Ever since the first of three increases in the Cash Reserve Ratio (CRR) by the Reserve Bank of India (RBI) in last January, I have been using these columns to warn readers that the RBI was needlessly cutting short the first industrial boom in twelve years, and driving the country into recession. It was needless because the excuse given for the tightening of money supply – the need to control inflation – was utterly false.
While inflation (according to the Wholesale Price Index) had increased from 3.5 per cent for the year on April 22, to 5.7 per cent on October 21, two thirds of the difference of 2.2 per cent was accounted for by a 7 per cent jump in the rate of increase in the prices of primary products, i.e mainly food articles, fruits and vegetables. These are dependent entirely upon the weather and cannot be controlled by tinkering with interest rates or the money supply.
Of the remainder 1.1 per cent was accounted for by the rise in international oil prices, again something that choking the money supply could not possibly affect. The core rate of inflation – i.e the rise in prices that the monetary policy could curb, was just over three per cent.
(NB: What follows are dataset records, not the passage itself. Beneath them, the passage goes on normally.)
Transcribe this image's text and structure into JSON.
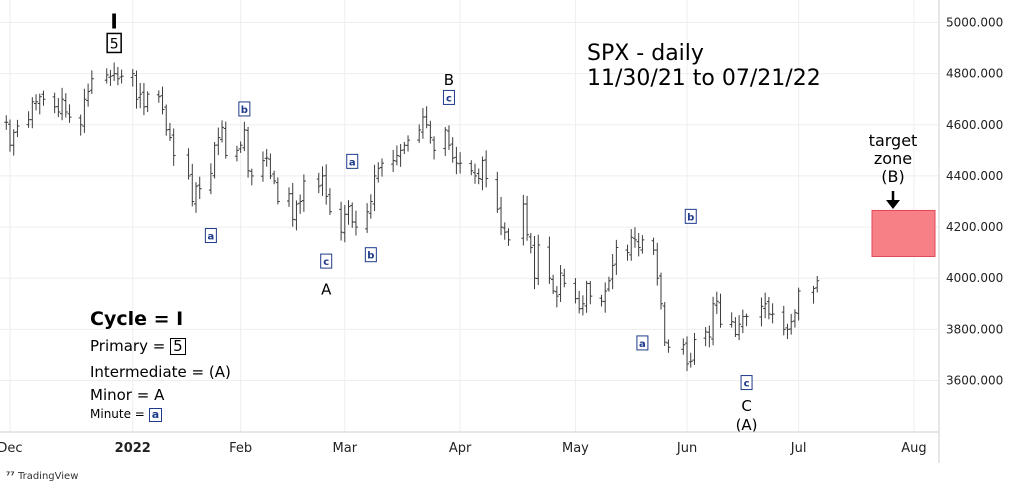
{
  "title_line1": "SPX - daily",
  "title_line2": "11/30/21 to 07/21/22",
  "target_zone": {
    "line1": "target",
    "line2": "zone",
    "line3": "(B)",
    "price_low": 4085,
    "price_high": 4265,
    "color": "#f78087"
  },
  "legend": {
    "cycle": "Cycle = I",
    "primary": "Primary  =",
    "primary_box": "5",
    "intermediate": "Intermediate  = (A)",
    "minor": "Minor = A",
    "minute": "Minute  =",
    "minute_box": "a"
  },
  "watermark": "TradingView",
  "colors": {
    "bars": "#3a3a3a",
    "label_blue": "#1e3a8a",
    "grid": "#eeeeee"
  },
  "chart_data": {
    "type": "ohlc",
    "ylim": [
      3420,
      5030
    ],
    "y_ticks": [
      "5000.000",
      "4800.000",
      "4600.000",
      "4400.000",
      "4200.000",
      "4000.000",
      "3800.000",
      "3600.000"
    ],
    "y_tick_values": [
      5000,
      4800,
      4600,
      4400,
      4200,
      4000,
      3800,
      3600
    ],
    "x_ticks": [
      "Dec",
      "2022",
      "Feb",
      "Mar",
      "Apr",
      "May",
      "Jun",
      "Jul",
      "Aug"
    ],
    "x_tick_dates": [
      "2021-12-01",
      "2022-01-03",
      "2022-02-01",
      "2022-03-01",
      "2022-04-01",
      "2022-05-02",
      "2022-06-01",
      "2022-07-01",
      "2022-08-01"
    ],
    "closes": [
      4610,
      4520,
      4570,
      4595,
      4620,
      4690,
      4690,
      4710,
      4700,
      4670,
      4650,
      4700,
      4650,
      4630,
      4600,
      4700,
      4730,
      4780,
      4795,
      4790,
      4800,
      4780,
      4790,
      4800,
      4700,
      4720,
      4670,
      4720,
      4710,
      4660,
      4580,
      4550,
      4480,
      4400,
      4300,
      4360,
      4350,
      4410,
      4520,
      4550,
      4590,
      4480,
      4500,
      4520,
      4580,
      4420,
      4400,
      4460,
      4470,
      4400,
      4380,
      4300,
      4330,
      4230,
      4290,
      4300,
      4380,
      4360,
      4400,
      4320,
      4260,
      4180,
      4250,
      4280,
      4220,
      4200,
      4260,
      4300,
      4400,
      4430,
      4450,
      4460,
      4480,
      4500,
      4520,
      4540,
      4580,
      4630,
      4600,
      4550,
      4500,
      4580,
      4520,
      4470,
      4450,
      4450,
      4420,
      4400,
      4390,
      4460,
      4390,
      4270,
      4200,
      4180,
      4150,
      4290,
      4170,
      4120,
      4000,
      4130,
      4000,
      3950,
      3930,
      4020,
      3980,
      3920,
      3880,
      3900,
      3980,
      3930,
      3910,
      3950,
      3990,
      4050,
      4120,
      4100,
      4160,
      4150,
      4120,
      4150,
      4110,
      4000,
      3900,
      3750,
      3730,
      3740,
      3665,
      3675,
      3760,
      3790,
      3770,
      3900,
      3910,
      3820,
      3830,
      3780,
      3820,
      3850,
      3850,
      3890,
      3900,
      3860,
      3860,
      3800,
      3800,
      3830,
      3865,
      3950,
      3960,
      3990
    ],
    "annotations": [
      {
        "text": "I",
        "style": "plain-bold",
        "date": "2021-12-29",
        "price": 5000
      },
      {
        "text": "5",
        "style": "box",
        "date": "2021-12-29",
        "price": 4918
      },
      {
        "text": "a",
        "style": "blue-box",
        "date": "2022-01-24",
        "price": 4165
      },
      {
        "text": "b",
        "style": "blue-box",
        "date": "2022-02-02",
        "price": 4660
      },
      {
        "text": "c",
        "style": "blue-box",
        "date": "2022-02-24",
        "price": 4065
      },
      {
        "text": "A",
        "style": "plain",
        "date": "2022-02-24",
        "price": 3960
      },
      {
        "text": "a",
        "style": "blue-box",
        "date": "2022-03-03",
        "price": 4455
      },
      {
        "text": "b",
        "style": "blue-box",
        "date": "2022-03-08",
        "price": 4090
      },
      {
        "text": "B",
        "style": "plain",
        "date": "2022-03-29",
        "price": 4780
      },
      {
        "text": "c",
        "style": "blue-box",
        "date": "2022-03-29",
        "price": 4705
      },
      {
        "text": "a",
        "style": "blue-box",
        "date": "2022-05-20",
        "price": 3745
      },
      {
        "text": "b",
        "style": "blue-box",
        "date": "2022-06-02",
        "price": 4240
      },
      {
        "text": "c",
        "style": "blue-box",
        "date": "2022-06-17",
        "price": 3590
      },
      {
        "text": "C",
        "style": "plain",
        "date": "2022-06-17",
        "price": 3505
      },
      {
        "text": "(A)",
        "style": "plain",
        "date": "2022-06-17",
        "price": 3430
      }
    ]
  }
}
India, in short, was not suffering from significant internally generated inflation.
By April, the WPI-based inflation had spurted to 6.1 per cent but once again, a full 2.7 per cent of this was contributed by the 12.1 per cent rise in prices of primary products, nearly all of which had occurred the previous summer.
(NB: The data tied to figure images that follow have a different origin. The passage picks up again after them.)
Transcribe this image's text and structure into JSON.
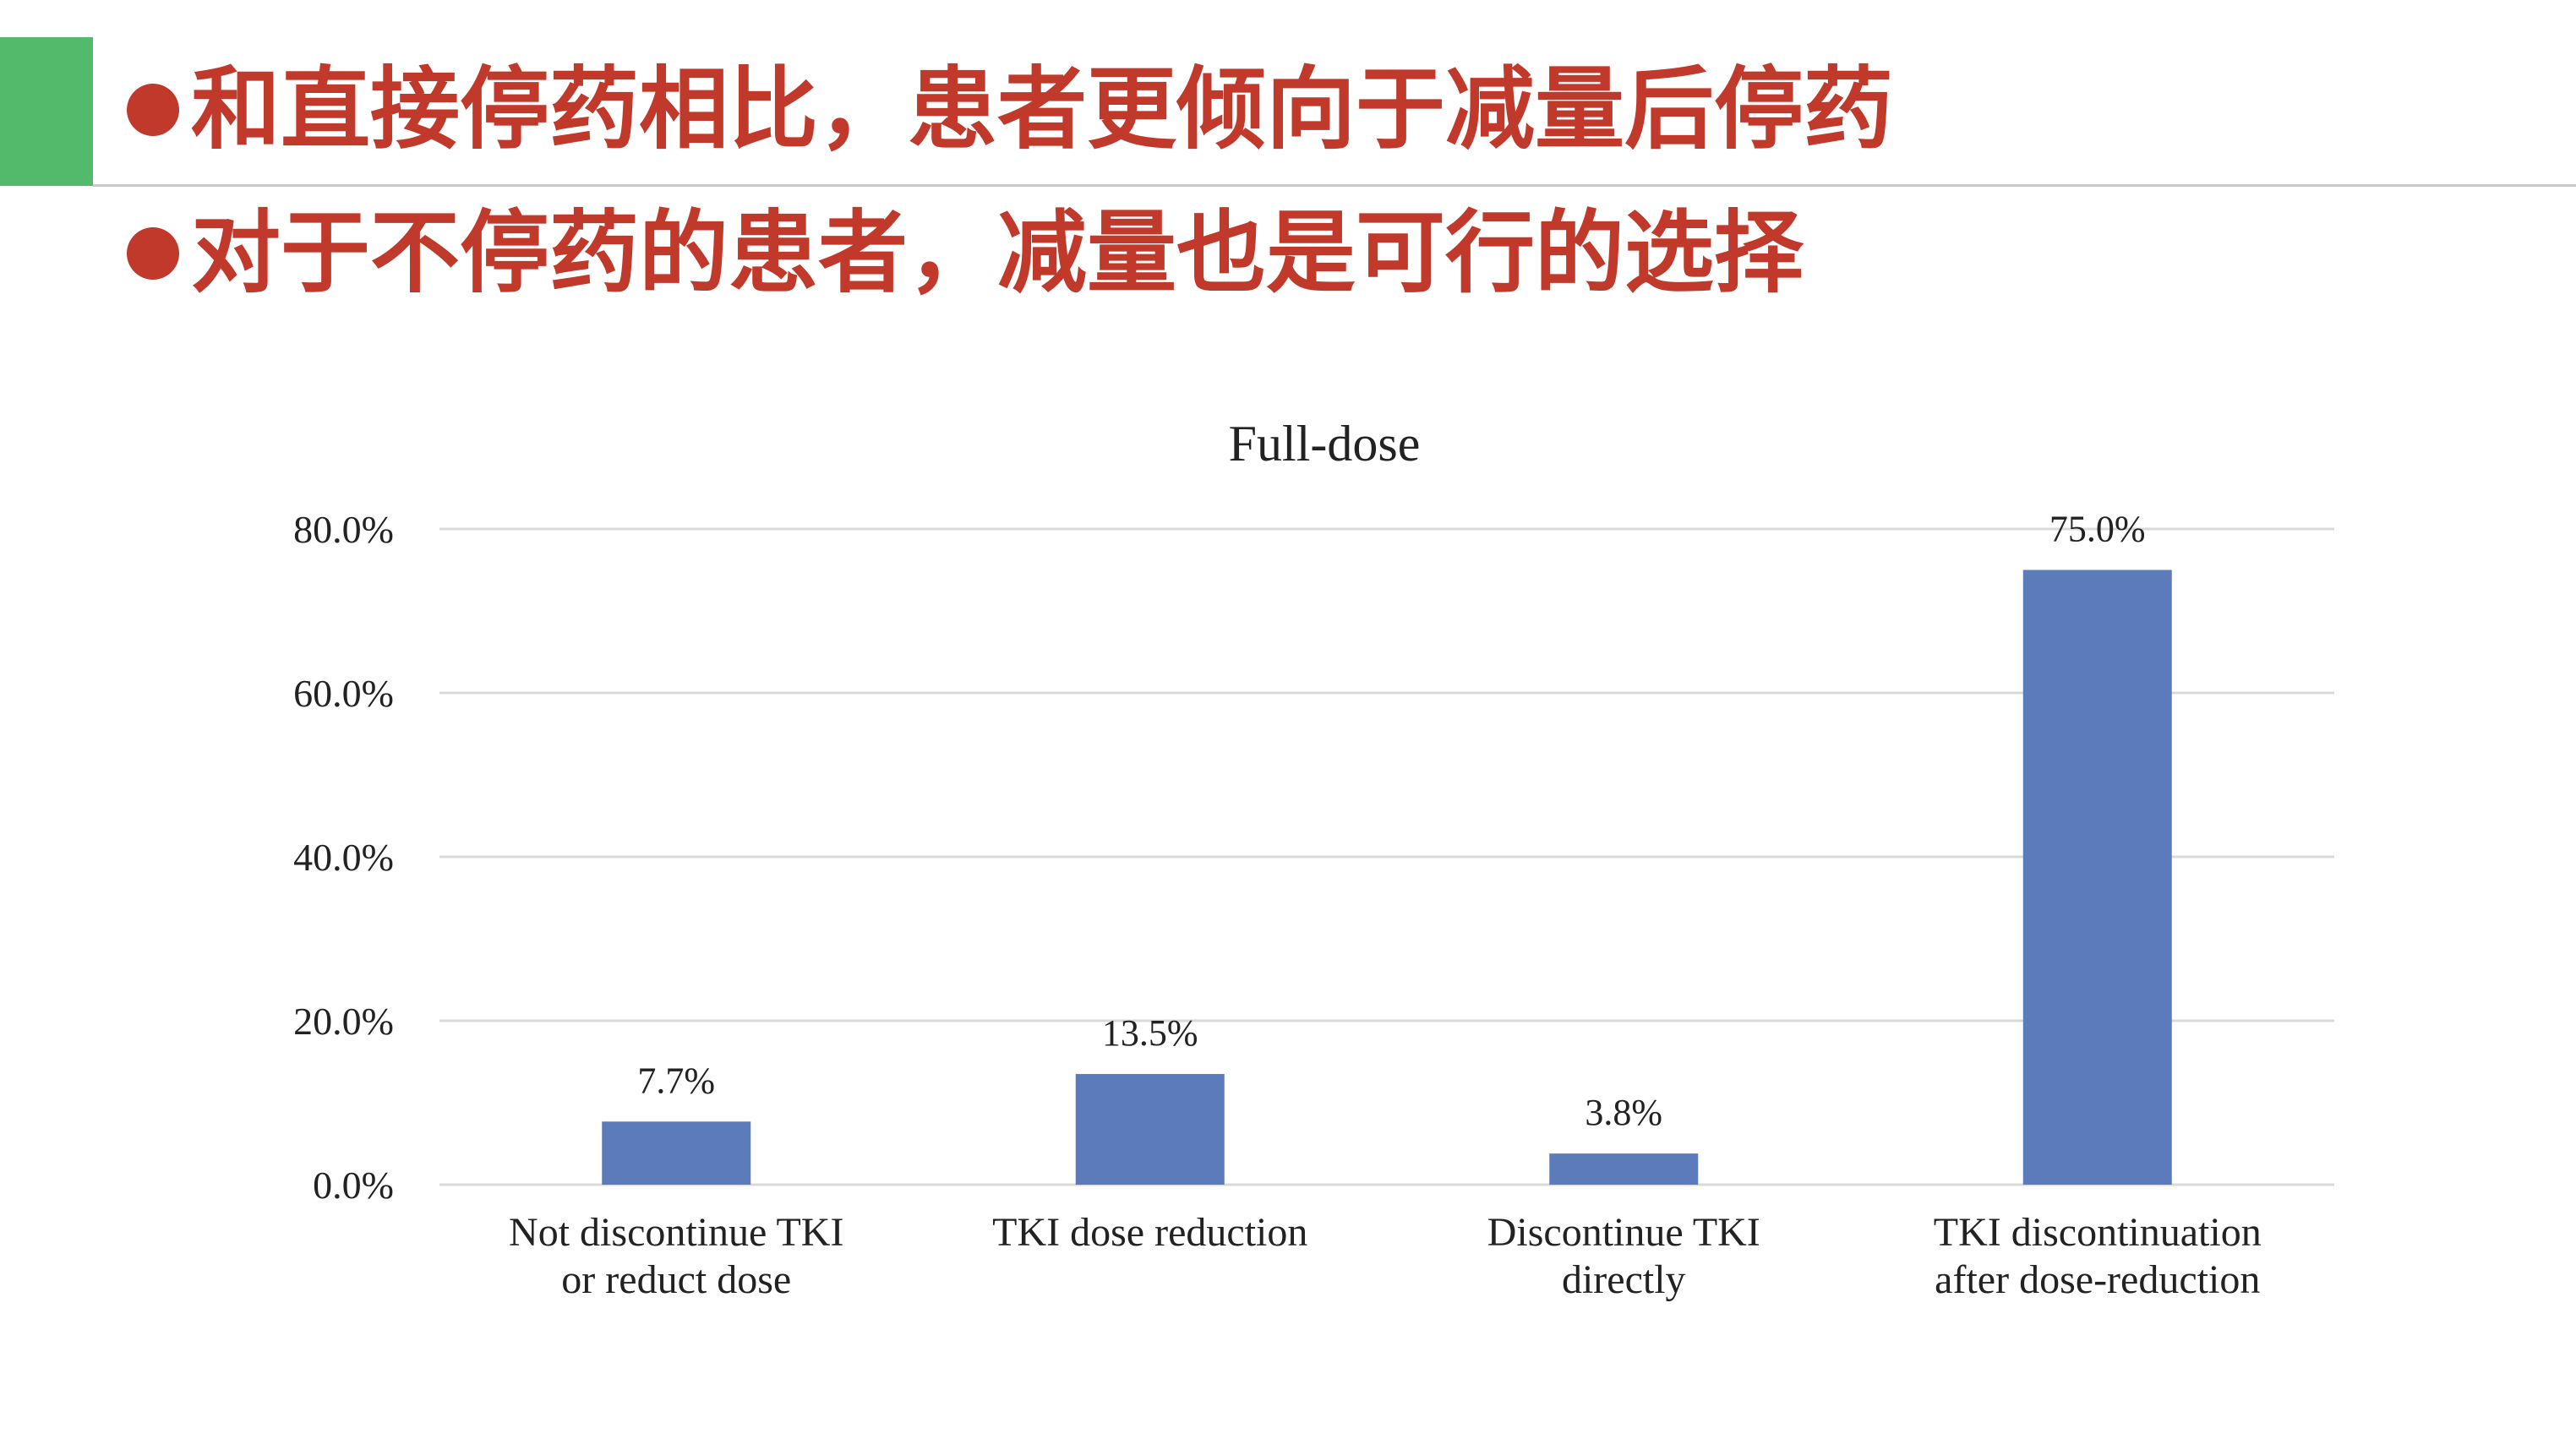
{
  "slide": {
    "headlines": [
      "和直接停药相比，患者更倾向于减量后停药",
      "对于不停药的患者，减量也是可行的选择"
    ]
  },
  "chart_data": {
    "type": "bar",
    "title": "Full-dose",
    "categories": [
      [
        "Not discontinue TKI",
        "or reduct dose"
      ],
      [
        "TKI dose reduction"
      ],
      [
        "Discontinue TKI",
        "directly"
      ],
      [
        "TKI discontinuation",
        "after dose-reduction"
      ]
    ],
    "values": [
      7.7,
      13.5,
      3.8,
      75.0
    ],
    "data_labels": [
      "7.7%",
      "13.5%",
      "3.8%",
      "75.0%"
    ],
    "yticks": [
      0,
      20,
      40,
      60,
      80
    ],
    "ytick_labels": [
      "0.0%",
      "20.0%",
      "40.0%",
      "60.0%",
      "80.0%"
    ],
    "ylim": [
      0,
      80
    ],
    "xlabel": "",
    "ylabel": "",
    "grid": true,
    "legend": "none",
    "bar_color": "#5b7bba",
    "grid_color": "#d9d9d9",
    "text_color": "#222222"
  }
}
But industry was entering a boom and the prices of manufactured products had begun to rise somewhat. So the ever eager RBI raised the CRR again and took another Rs 15,000 crore out of the bank deposits available for financing credit. Within days the prime lending rate was a full two per cent higher than it had been a year earlier.
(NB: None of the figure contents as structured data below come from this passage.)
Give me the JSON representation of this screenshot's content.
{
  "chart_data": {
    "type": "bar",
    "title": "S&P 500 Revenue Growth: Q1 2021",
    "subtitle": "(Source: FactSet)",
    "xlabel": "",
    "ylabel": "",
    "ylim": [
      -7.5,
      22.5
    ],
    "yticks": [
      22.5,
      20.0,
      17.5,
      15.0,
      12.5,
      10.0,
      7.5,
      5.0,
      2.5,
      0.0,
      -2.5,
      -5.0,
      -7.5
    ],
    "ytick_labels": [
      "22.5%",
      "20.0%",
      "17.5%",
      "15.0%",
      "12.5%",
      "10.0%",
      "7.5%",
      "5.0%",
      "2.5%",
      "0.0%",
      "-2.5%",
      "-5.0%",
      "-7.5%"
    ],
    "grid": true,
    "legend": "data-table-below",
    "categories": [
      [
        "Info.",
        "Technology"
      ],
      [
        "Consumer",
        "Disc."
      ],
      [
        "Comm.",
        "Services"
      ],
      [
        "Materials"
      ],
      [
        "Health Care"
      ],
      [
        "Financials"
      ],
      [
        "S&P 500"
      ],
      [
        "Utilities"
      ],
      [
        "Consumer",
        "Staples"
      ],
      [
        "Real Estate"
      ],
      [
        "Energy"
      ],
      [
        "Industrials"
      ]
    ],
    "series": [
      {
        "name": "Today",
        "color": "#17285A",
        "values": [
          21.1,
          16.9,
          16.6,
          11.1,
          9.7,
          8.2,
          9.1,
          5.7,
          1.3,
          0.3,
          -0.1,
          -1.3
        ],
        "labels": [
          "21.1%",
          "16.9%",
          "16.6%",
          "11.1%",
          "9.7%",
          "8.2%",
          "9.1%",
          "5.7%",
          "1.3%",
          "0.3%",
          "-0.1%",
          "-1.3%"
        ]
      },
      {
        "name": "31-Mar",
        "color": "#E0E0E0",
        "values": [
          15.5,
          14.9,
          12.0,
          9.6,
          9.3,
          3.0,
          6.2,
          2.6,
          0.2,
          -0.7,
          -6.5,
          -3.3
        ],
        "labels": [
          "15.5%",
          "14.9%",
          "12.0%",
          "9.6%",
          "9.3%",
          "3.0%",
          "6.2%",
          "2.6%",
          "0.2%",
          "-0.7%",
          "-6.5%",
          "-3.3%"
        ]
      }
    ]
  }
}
Three months after the second CRR hike, all the outliers of the recessionary storm that is approaching are visible to the unjaundiced eye.
The price of real state is falling; upto Rs 800 crore of housing loans have already gone bad and been sold off and more is likely to follow; anticipating a glut of apartments and houses on the market and fearful of the high interest rates, builders have put new projects on hold ; there has been a 15 per cent drop in the sale of two-wheelers in the first quarter, a smaller decline in the sale of commercial vehicles and a massive shift from larger to smaller cars in the “non-executive” class of automobiles.
Bank advances have shrunk by Rs 33,000 crore almost entirely in the non-food commercial sector. Most of this reflects a fall in consumer credit. High interest rates have triggered an inflow of dollars, pushed up the rupee by 14 per cent, and severely hurt export earnings. The BPO industry and garment exporters are in a panic.
Anyone who cared a fig for economic growth would have lowered interest rates. The banks were wallowing in funds for which there was no demand. One small signal from the RBI would have made them cut rates. This might have aborted the gathering momentum of recession. But against all reason, the RBI has chosen simply to mop up the surplus cash with the banks by raising the CRR once again.
Governor Y V Reddy’s excuse is that he has to mop up the increase in money supply caused by the huge inflow of dollars. What he prefers not to remember is that it is his increase in interest rates to levels completely out of line with the rest of the world that is pulling the dollars in. Sterilising the resulting increase in money supply will only perpetuate the inflow of dollars on the capital account.
What he also seems unmindful of is the way in which the high exchange rate has doubled the balance of payments deficit on the current account. This is exactly what happened in Thailand for more than a year before the crash of 1997.
When a decision makes no economic sense one must start looking for political motivation which is not hard to find. Unlike other years the rise in interest rates has not completely blocked investment. What it has done is to divert a good part of it abroad.
Since Indian interest rates have always been a good deal higher than those in the global financial market, Indian firms have been borrowing abroad ever since the Vajpayee government opened the sluice gates in 2004.
However in the last two years this borrowing has increased dramatically. In the first three months of 2007, total net medium and long term borrowing by private firms jumped further to $2.1 billion a month.
A close look at the borrowers shows that the bulk loans have been taken by a handful of very large companies or groups. But all of them are dwarfed by the two Reliance groups. Between April 2006 and March 2007, these have raised a total of $7.775 billion dollars worth of loans.
This is just under half of all the private borrowing abroad between April 2006 and March 2007. More than a third of this was raised in February and March 2007, after Mr Reddy’s first CRR increase.
These are all first class borrowers who are more than capable of earning the foreign exchange needed to service their debts. But the fact remains that they, and a small class of brokers and inside traders on the stock markets, are also the only beneficiaries of the suicidal policy that Y V Reddy is pursuing today.